Der Senat hat in dem Urteil vom 14. Januar 1975 VIII R 148/71 (BStBl II 1975, 392) ausgeführt, daß die Begriffe "Betrieb (Betriebstätte) des verarbeitenden Gewerbes" und "Baugewerbe" im Gesetz nicht definiert würden, daß aber die Abgrenzung dem vom Statistischen Bundesamt aufgestellten Systematischen Verzeichnis der Wirtschaftszweige entnommen werden könne, auf das in der Begründung des Dritten Gesetzes zur Änderung des Berlinhilfegesetzes vom 19. Juli 1968 (BGBl I 1968, 833) in der Bundestagsdrucksache V/3019 zu Art. 1 Nr. 5 Buchst. a des Gesetzentwurfs Bezug genommen werde. Der VI. Senat des BFH habe zwar in seinem Urteil vom 1. Dezember 1970 VI R 386/69 (BFHE 100, 573, BStBl II 1971, 164) beim Vorliegen einer abweichenden Regelung im Einkommensteuerrecht die Möglichkeit eingeräumt, eine von dem Systematischen Verzeichnis abweichende Abgrenzung vorzunehmen, habe aber keine allgemeine Regel aufgestellt, derzufolge die in dem Verzeichnis getroffene Einteilung außer Betracht zu bleiben habe, wenn die Verkehrsauffassung und der Sprachgebrauch entgegenstehen. Da auf das Verzeichnis nur in der Gesetzesbegründung, nicht aber im Gesetz selbst Bezug genommen wird, bestehe zwar keine feste Bindung an das Verzeichnis. Schon die Rechtssicherheit erfordere jedoch die engste Anlehnung an das Verzeichnis bei der Unterscheidung der Gewerbezweige. Zudem sei dem Vorwort des Systematischen Verzeichnisses zu entnehmen, daß an seiner Aufstellung Mitglieder und Gäste des Fachausschusses "Systematiken" beteiligt waren, durch welchen Institutionen vertreten werden, denen zahlreiche Wirtschaftsverbände angehören. Hiernach stehe fest, daß die Verkehrsauffassung bei Aufstellung des Verzeichnisses gebührend berücksichtigt wurde. Man könne das Systematische Verzeichnis nicht nur durch einen Hinweis auf die Verkehrsauffassung für nicht anwendbar erklären. An seiner hiervon abweichenden Ansicht im Urteil vom 17. Oktober 1973 VIII R 149/71, (BFHE 111, 392, BStBl II 1974, 321) halte der Senat nicht mehr fest.

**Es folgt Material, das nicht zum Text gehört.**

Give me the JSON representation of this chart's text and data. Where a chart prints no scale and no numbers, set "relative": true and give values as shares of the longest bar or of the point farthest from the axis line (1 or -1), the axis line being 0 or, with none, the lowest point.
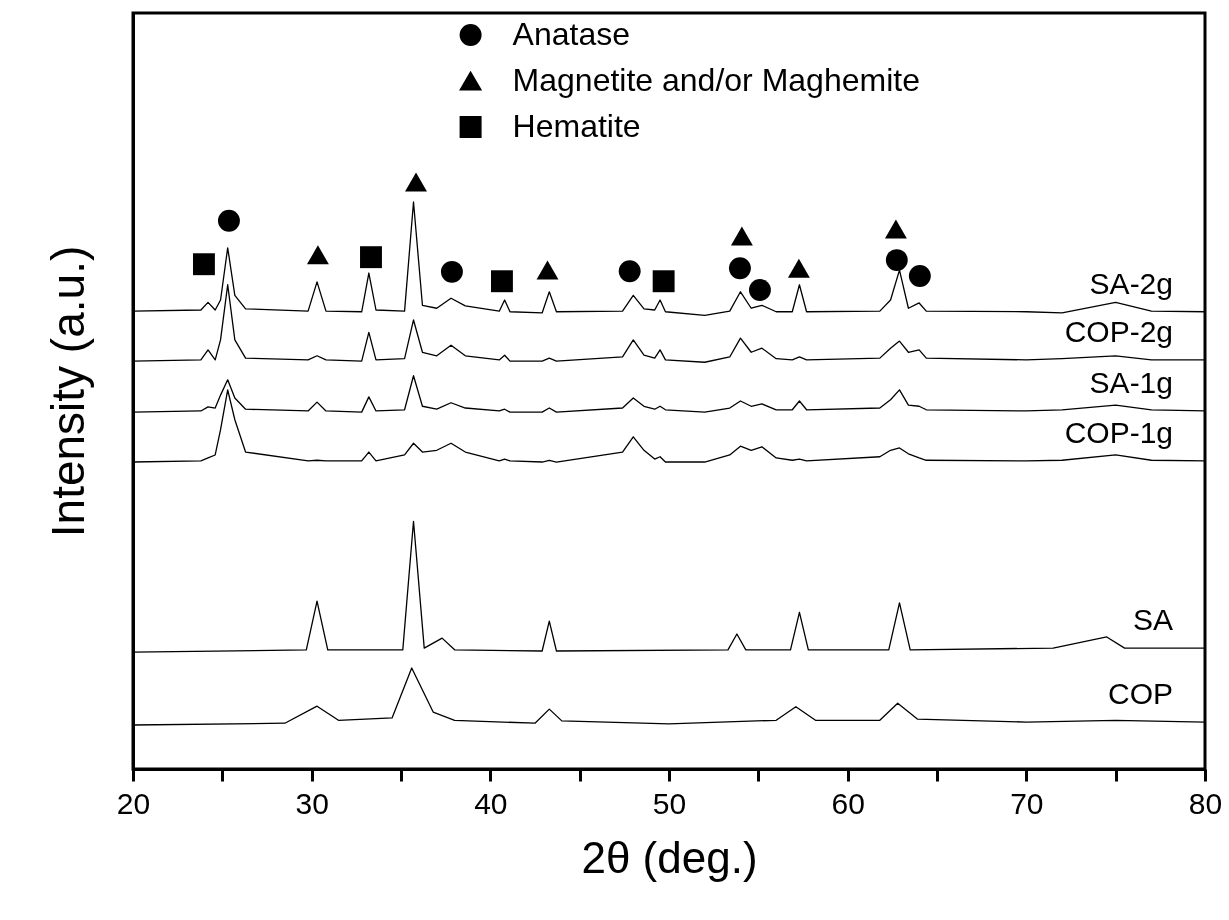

Unter Berücksichtigung dieser Grundsätze kann die erhöhte Investitionszulage nach § 19 Abs. 1 Satz 3 Nr. 1 BerlinFG der Klägerin nicht versagt werden. Nach den Bemerkungen zu Ziffer 30 0 des Verzeichnisses, die den Hoch- und Tiefbau betrifft, gehört nur die Montage von Fertigbauteilen zum Baugewerbe, während ihre Herstellung bei den jeweils produzierenden Wirtschaftszweigen nachzuweisen ist. Hiernach gehört die Herstellung von Fertigbauteilen - gleich welcher Art sie sind - niemals zum Baugewerbe, so daß es nicht darauf ankommt, ob ihre Herstellung in der Abteilung 2 des Verzeichnisses "Verarbeitendes Gewerbe (ohne Baugewerbe)" besonders aufgeführt wird. Aus Beton hergestellte Fertigbauteile sind daher ohne weiteres den in Ziffer 22 08 7 des Verzeichnisses erwähnten Bausteinerzeugnissen zuzurechnen, wobei es unerheblich ist, daß sie unter den beispielhaft aufgezählten Betonsteinerzeugnissen nicht erwähnt werden. Entgegen der vom FA vertretenen Ansicht ergibt sich gerade aus den Bemerkungen zu Ziffer 30 0 des Verzeichnisses, daß die Herstellung von Beton-Fertigbauteilen durch die Statistik erfaßt und dem verarbeitenden Gewerbe (ohne Baugewerbe) zugerechnet werden sollte.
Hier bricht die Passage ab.